Casino revenues in America have grown from $66 billion to $77 billion, or 17%, over the last five years. Online gambling has increased from $46 billion to $55 billion in the last two years alone for a growth of 20%. This portal for gambling puts a casino in almost everyone’s hand including underage participants. Earlier this year, the Supreme Court struck down a 25-year-old law that had banned sports betting outside of Las Vegas. States are now in a feeding frenzy to legalize this new venue for gambling.
While gambling explodes across the nation, compulsive gambling is skyrocketing as rehab organizations scramble to catch up to the demand of addicts. America is second only to Canada in having the most problem gamblers in the world. America is 5th in the world for number of gamblers per capita, but first in gambling losses. Gambling addiction is not just an individual problem. Over 50% of these addicts commit crimes to support their addiction. Half of them abuse their spouses, and 17% abuse their children. Forty-four percent are also alcoholics.
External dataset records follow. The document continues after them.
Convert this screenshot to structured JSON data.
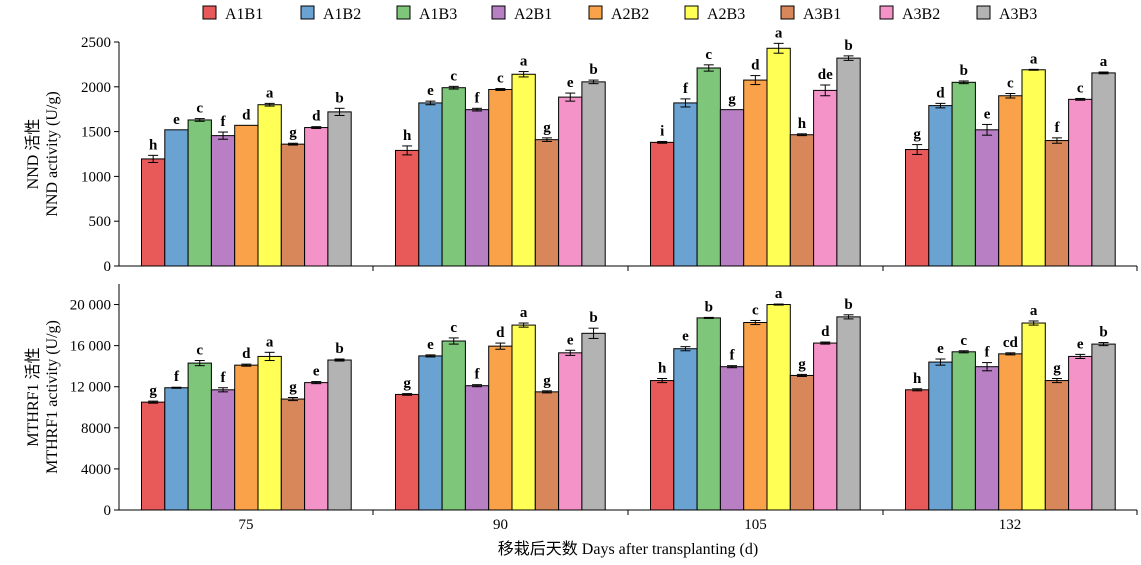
{
  "legend": [
    "A1B1",
    "A1B2",
    "A1B3",
    "A2B1",
    "A2B2",
    "A2B3",
    "A3B1",
    "A3B2",
    "A3B3"
  ],
  "colors": [
    "#e85a5a",
    "#6aa2d2",
    "#7ec77a",
    "#b97fc4",
    "#f9a24a",
    "#ffff55",
    "#d8875a",
    "#f493c8",
    "#b3b3b3"
  ],
  "xlabel": "移栽后天数 Days after transplanting (d)",
  "chart_data": [
    {
      "type": "bar",
      "ylabel_zh": "NND 活性",
      "ylabel_en": "NND activity (U/g)",
      "ylim": [
        0,
        2500
      ],
      "yticks": [
        0,
        500,
        1000,
        1500,
        2000,
        2500
      ],
      "ytick_labels": [
        "0",
        "500",
        "1000",
        "1500",
        "2000",
        "2500"
      ],
      "categories": [
        "75",
        "90",
        "105",
        "132"
      ],
      "series": [
        {
          "name": "A1B1",
          "values": [
            1195,
            1290,
            1380,
            1300
          ],
          "errors": [
            40,
            50,
            10,
            55
          ],
          "letters": [
            "h",
            "h",
            "i",
            "g"
          ]
        },
        {
          "name": "A1B2",
          "values": [
            1520,
            1820,
            1820,
            1790
          ],
          "errors": [
            0,
            20,
            45,
            25
          ],
          "letters": [
            "e",
            "e",
            "f",
            "d"
          ]
        },
        {
          "name": "A1B3",
          "values": [
            1630,
            1990,
            2210,
            2050
          ],
          "errors": [
            15,
            15,
            35,
            15
          ],
          "letters": [
            "c",
            "c",
            "c",
            "b"
          ]
        },
        {
          "name": "A2B1",
          "values": [
            1455,
            1745,
            1745,
            1520
          ],
          "errors": [
            40,
            15,
            0,
            60
          ],
          "letters": [
            "f",
            "f",
            "g",
            "e"
          ]
        },
        {
          "name": "A2B2",
          "values": [
            1570,
            1970,
            2075,
            1900
          ],
          "errors": [
            0,
            10,
            50,
            25
          ],
          "letters": [
            "d",
            "c",
            "d",
            "c"
          ]
        },
        {
          "name": "A2B3",
          "values": [
            1800,
            2140,
            2430,
            2190
          ],
          "errors": [
            15,
            30,
            55,
            5
          ],
          "letters": [
            "a",
            "a",
            "a",
            "a"
          ]
        },
        {
          "name": "A3B1",
          "values": [
            1360,
            1410,
            1465,
            1400
          ],
          "errors": [
            10,
            20,
            10,
            30
          ],
          "letters": [
            "g",
            "g",
            "h",
            "f"
          ]
        },
        {
          "name": "A3B2",
          "values": [
            1545,
            1885,
            1960,
            1860
          ],
          "errors": [
            10,
            45,
            60,
            10
          ],
          "letters": [
            "d",
            "e",
            "de",
            "c"
          ]
        },
        {
          "name": "A3B3",
          "values": [
            1720,
            2055,
            2320,
            2155
          ],
          "errors": [
            40,
            20,
            25,
            10
          ],
          "letters": [
            "b",
            "b",
            "b",
            "a"
          ]
        }
      ]
    },
    {
      "type": "bar",
      "ylabel_zh": "MTHRF1 活性",
      "ylabel_en": "MTHRF1 activity (U/g)",
      "ylim": [
        0,
        22000
      ],
      "yticks": [
        0,
        4000,
        8000,
        12000,
        16000,
        20000
      ],
      "ytick_labels": [
        "0",
        "4000",
        "8000",
        "12 000",
        "16 000",
        "20 000"
      ],
      "categories": [
        "75",
        "90",
        "105",
        "132"
      ],
      "series": [
        {
          "name": "A1B1",
          "values": [
            10500,
            11250,
            12600,
            11700
          ],
          "errors": [
            100,
            80,
            200,
            100
          ],
          "letters": [
            "g",
            "g",
            "h",
            "h"
          ]
        },
        {
          "name": "A1B2",
          "values": [
            11900,
            15000,
            15700,
            14400
          ],
          "errors": [
            50,
            100,
            200,
            300
          ],
          "letters": [
            "f",
            "e",
            "e",
            "e"
          ]
        },
        {
          "name": "A1B3",
          "values": [
            14300,
            16450,
            18700,
            15400
          ],
          "errors": [
            250,
            300,
            50,
            100
          ],
          "letters": [
            "c",
            "c",
            "b",
            "c"
          ]
        },
        {
          "name": "A2B1",
          "values": [
            11700,
            12100,
            13950,
            13950
          ],
          "errors": [
            200,
            100,
            100,
            400
          ],
          "letters": [
            "f",
            "f",
            "f",
            "f"
          ]
        },
        {
          "name": "A2B2",
          "values": [
            14100,
            15950,
            18250,
            15200
          ],
          "errors": [
            100,
            300,
            200,
            100
          ],
          "letters": [
            "d",
            "d",
            "c",
            "cd"
          ]
        },
        {
          "name": "A2B3",
          "values": [
            14950,
            18000,
            20000,
            18200
          ],
          "errors": [
            400,
            200,
            50,
            200
          ],
          "letters": [
            "a",
            "a",
            "a",
            "a"
          ]
        },
        {
          "name": "A3B1",
          "values": [
            10800,
            11500,
            13100,
            12600
          ],
          "errors": [
            150,
            100,
            100,
            200
          ],
          "letters": [
            "g",
            "g",
            "g",
            "g"
          ]
        },
        {
          "name": "A3B2",
          "values": [
            12400,
            15300,
            16250,
            14950
          ],
          "errors": [
            100,
            250,
            100,
            200
          ],
          "letters": [
            "e",
            "e",
            "d",
            "e"
          ]
        },
        {
          "name": "A3B3",
          "values": [
            14600,
            17200,
            18800,
            16150
          ],
          "errors": [
            100,
            500,
            200,
            150
          ],
          "letters": [
            "b",
            "b",
            "b",
            "b"
          ]
        }
      ]
    }
  ]
}
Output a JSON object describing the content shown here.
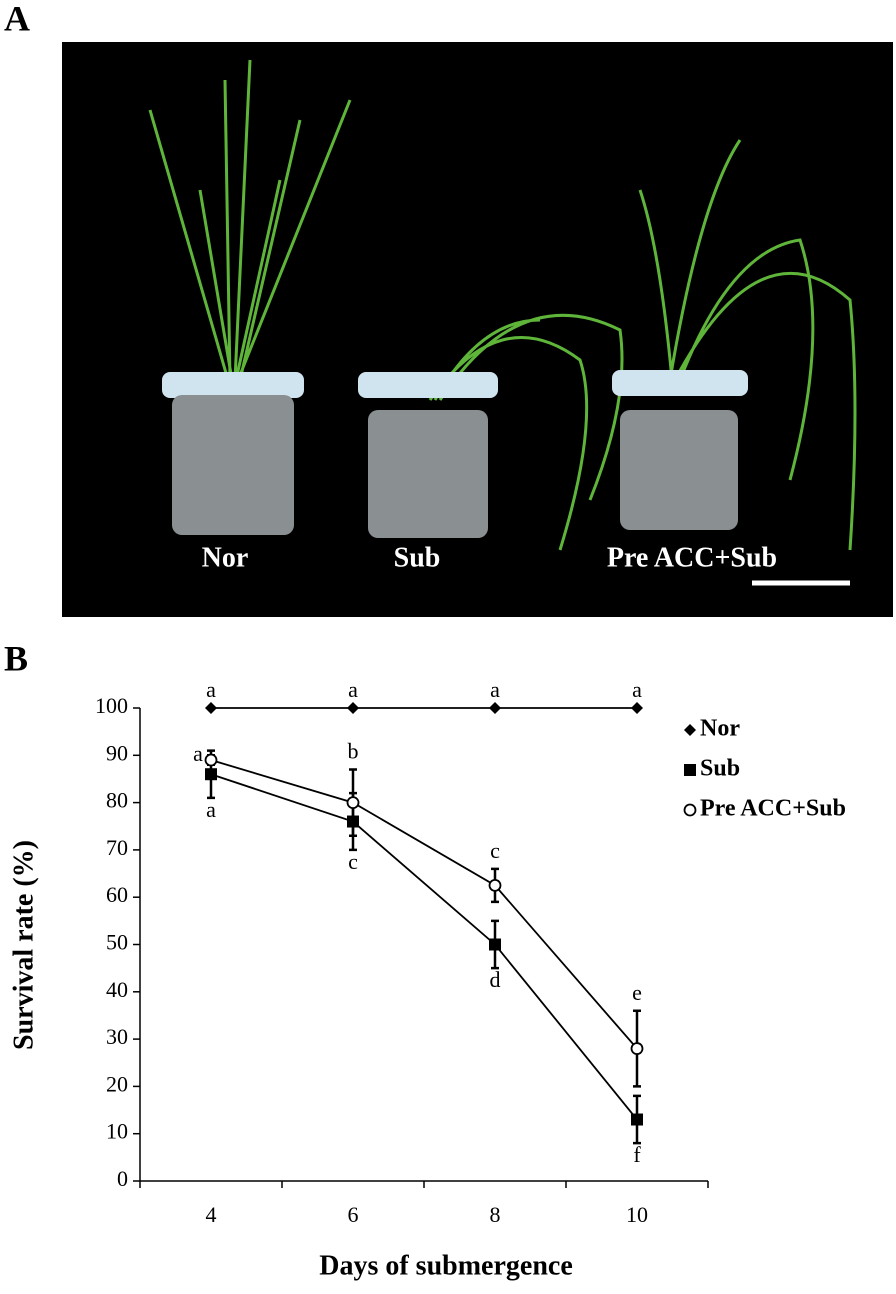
{
  "panels": {
    "a_label": "A",
    "b_label": "B"
  },
  "photo": {
    "labels": [
      "Nor",
      "Sub",
      "Pre ACC+Sub"
    ]
  },
  "chart_data": {
    "type": "line",
    "x_label": "Days of submergence",
    "y_label": "Survival rate (%)",
    "categories": [
      "4",
      "6",
      "8",
      "10"
    ],
    "ylim": [
      0,
      100
    ],
    "yticks": [
      0,
      10,
      20,
      30,
      40,
      50,
      60,
      70,
      80,
      90,
      100
    ],
    "legend": "right",
    "series": [
      {
        "name": "Nor",
        "color": "#000000",
        "marker": "diamond",
        "values": [
          100,
          100,
          100,
          100
        ],
        "letters": [
          "a",
          "a",
          "a",
          "a"
        ],
        "letter_positions": [
          "above",
          "above",
          "above",
          "above"
        ]
      },
      {
        "name": "Sub",
        "color": "#000000",
        "marker": "square",
        "values": [
          86,
          76,
          50,
          13
        ],
        "errors": [
          5,
          6,
          5,
          5
        ],
        "letters": [
          "a",
          "c",
          "d",
          "f"
        ],
        "letter_positions": [
          "below",
          "below",
          "below",
          "below"
        ]
      },
      {
        "name": "Pre ACC+Sub",
        "color": "#000000",
        "marker": "circle",
        "values": [
          89,
          80,
          62.5,
          28
        ],
        "errors": [
          1,
          7,
          3.5,
          8
        ],
        "letters": [
          "a",
          "b",
          "c",
          "e"
        ],
        "letter_positions": [
          "left",
          "above",
          "above",
          "above"
        ]
      }
    ]
  }
}
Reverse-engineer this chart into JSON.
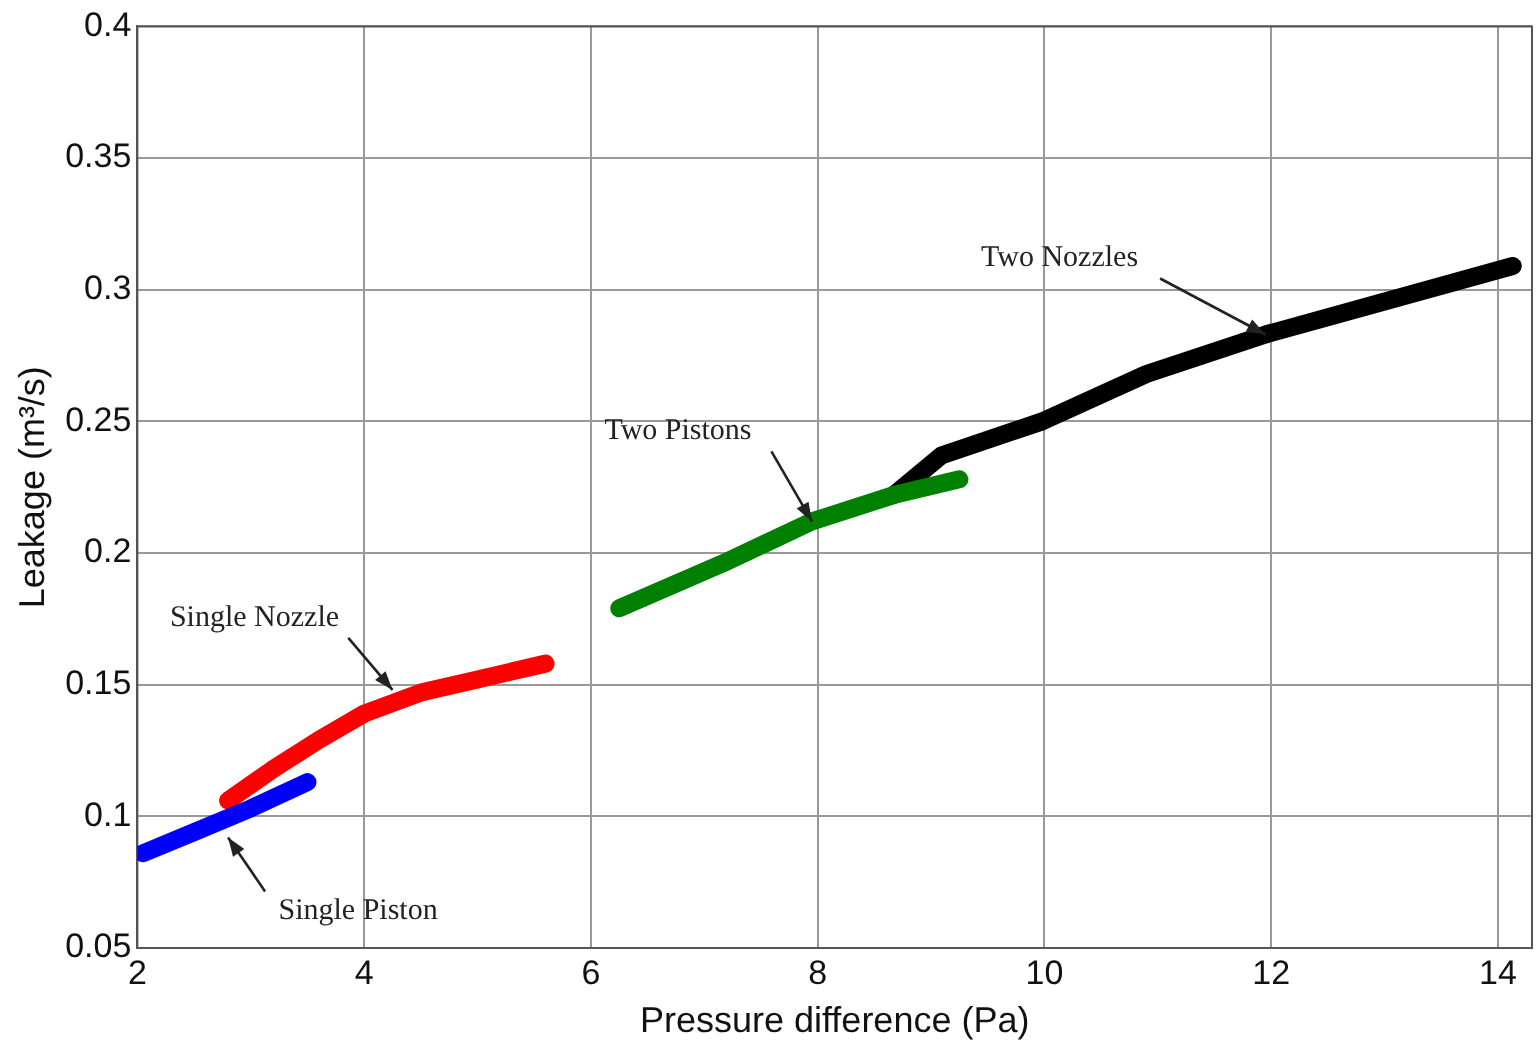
{
  "chart_data": {
    "type": "line",
    "xlabel": "Pressure difference (Pa)",
    "ylabel": "Leakage (m³/s)",
    "xlim": [
      2,
      14.3
    ],
    "xticks": [
      2,
      4,
      6,
      8,
      10,
      12,
      14
    ],
    "ylim": [
      0.05,
      0.4
    ],
    "yticks": [
      {
        "value": 0.05,
        "label": "0.05"
      },
      {
        "value": 0.1,
        "label": "0.1"
      },
      {
        "value": 0.15,
        "label": "0.15"
      },
      {
        "value": 0.2,
        "label": "0.2"
      },
      {
        "value": 0.25,
        "label": "0.25"
      },
      {
        "value": 0.3,
        "label": "0.3"
      },
      {
        "value": 0.35,
        "label": "0.35"
      },
      {
        "value": 0.4,
        "label": "0.4"
      }
    ],
    "grid": true,
    "legend": false,
    "series": [
      {
        "color": "#0000ff",
        "x": [
          2.05,
          2.5,
          3.0,
          3.5
        ],
        "values": [
          0.086,
          0.094,
          0.103,
          0.113
        ]
      },
      {
        "color": "#ff0000",
        "x": [
          2.8,
          3.2,
          3.6,
          4.0,
          4.5,
          5.0,
          5.6
        ],
        "values": [
          0.106,
          0.118,
          0.129,
          0.139,
          0.147,
          0.152,
          0.158
        ]
      },
      {
        "color": "#008000",
        "x": [
          6.25,
          7.16,
          7.95,
          8.67,
          9.25
        ],
        "values": [
          0.179,
          0.196,
          0.212,
          0.222,
          0.228
        ]
      },
      {
        "color": "#000000",
        "x": [
          8.67,
          9.09,
          9.98,
          10.9,
          11.95,
          14.13
        ],
        "values": [
          0.222,
          0.237,
          0.25,
          0.268,
          0.283,
          0.309
        ]
      }
    ],
    "annotations": [
      {
        "text": "Single Nozzle",
        "x": 4.25,
        "y": 0.148
      },
      {
        "text": "Single Piston",
        "x": 2.8,
        "y": 0.092
      },
      {
        "text": "Two Pistons",
        "x": 7.95,
        "y": 0.212
      },
      {
        "text": "Two Nozzles",
        "x": 11.95,
        "y": 0.283
      }
    ]
  }
}
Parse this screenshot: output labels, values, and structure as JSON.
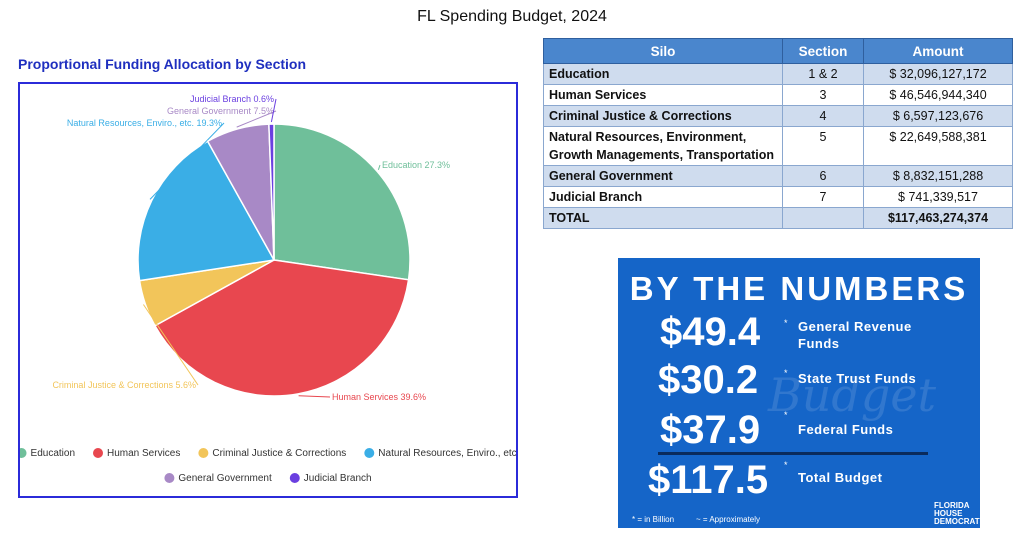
{
  "page_title": "FL Spending Budget, 2024",
  "chart_data": {
    "type": "pie",
    "title": "Proportional Funding Allocation by Section",
    "slices": [
      {
        "label": "Education",
        "value": 27.3,
        "label_text": "Education 27.3%",
        "color": "#6fbf9a"
      },
      {
        "label": "Human Services",
        "value": 39.6,
        "label_text": "Human Services 39.6%",
        "color": "#e8474f"
      },
      {
        "label": "Criminal Justice & Corrections",
        "value": 5.6,
        "label_text": "Criminal Justice & Corrections 5.6%",
        "color": "#f2c55a"
      },
      {
        "label": "Natural Resources, Enviro., etc.",
        "value": 19.3,
        "label_text": "Natural Resources, Enviro., etc. 19.3%",
        "color": "#3aaee6"
      },
      {
        "label": "General Government",
        "value": 7.5,
        "label_text": "General Government 7.5%",
        "color": "#a889c6"
      },
      {
        "label": "Judicial Branch",
        "value": 0.6,
        "label_text": "Judicial Branch 0.6%",
        "color": "#6a3fe0"
      }
    ],
    "legend_position": "bottom"
  },
  "table": {
    "headers": [
      "Silo",
      "Section",
      "Amount"
    ],
    "rows": [
      {
        "silo": "Education",
        "section": "1 & 2",
        "amount": "$ 32,096,127,172"
      },
      {
        "silo": "Human Services",
        "section": "3",
        "amount": "$ 46,546,944,340"
      },
      {
        "silo": "Criminal Justice & Corrections",
        "section": "4",
        "amount": "$ 6,597,123,676"
      },
      {
        "silo": "Natural Resources, Environment, Growth Managements, Transportation",
        "section": "5",
        "amount": "$ 22,649,588,381"
      },
      {
        "silo": "General Government",
        "section": "6",
        "amount": "$ 8,832,151,288"
      },
      {
        "silo": "Judicial Branch",
        "section": "7",
        "amount": "$ 741,339,517"
      }
    ],
    "total": {
      "label": "TOTAL",
      "section": "",
      "amount": "$117,463,274,374"
    }
  },
  "by_the_numbers": {
    "heading": "BY THE NUMBERS",
    "ghost_text": "Budget",
    "items": [
      {
        "value": "$49.4",
        "marker": "*",
        "label": "General Revenue Funds"
      },
      {
        "value": "$30.2",
        "marker": "*",
        "label": "State Trust Funds"
      },
      {
        "value": "$37.9",
        "marker": "*",
        "label": "Federal Funds"
      },
      {
        "value": "$117.5",
        "marker": "*",
        "label": "Total Budget"
      }
    ],
    "footnote_billion": "* = in Billion",
    "footnote_approx": "~ = Approximately",
    "logo_lines": [
      "FLORIDA",
      "HOUSE",
      "DEMOCRATS"
    ]
  }
}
Despite attempts to justify gambling economically, it is rarely an economic plus. Casinos always justify themselves as huge contributors to the tax coffers. Of course, taxes from casinos do flow into the various levels of government, although it is a regressive tax disfavoring the poor. The outflow from the government to fund addiction programs, regulatory agencies, and law enforcement directly associated with gambling often offsets or exceeds the tax revenues. A State of Florida cost-benefit study found annual benefits from gambling averaged $536 million compared to average annual social and support costs of $3.25 billion for a net cost of $2.71 billion to the state’s residents. Casinos tend to draw crime. Real estate values drop in casino cities. Business productivity declines in the vicinity of gambling activities. Casino patrons don’t typically frequent local restaurants and shops, so gambling usually takes away from other businesses. Now, internet gambling is exponentially drawing more business away from casinos, and online betting income doesn’t make its way to government tax treasuries. Internet gamblers hardly ever pay taxes on their winnings.
If you can never be convinced that gambling will ever be a problem for you, should you not oppose it just for the damage it does to others? I would also offer the idea that gambling is simply wrong on its own moral and ethical merits. I had a former pastor who believed gambling was essentially stealing. After much thought, I concluded he was right. His rationale was that gambling boiled down to taking money from someone who didn’t want you to have it. Although gamblers willfully put their money at risk, none of them wants to lose. When any gambler wins, they take money from others who didn’t want to give it to them. Hence, legal theft by broad definition and not something to feel good about. His answer to people claiming that gambling was not specifically prohibited by the Bible was that the only two biblical ways to gain money are to earn it or receive it as a gift. Gambling involves neither.
So, when you have an opportunity to gamble, I encourage you to take the higher road of using your wealth for needed goods and services rather than pursuing other people’s money giving them nothing in return. When you have an occasion to exercise your patriotic duty in deciding on support or denial of any form of gambling, again take the higher road of voting for more wholesome use of God-given resources.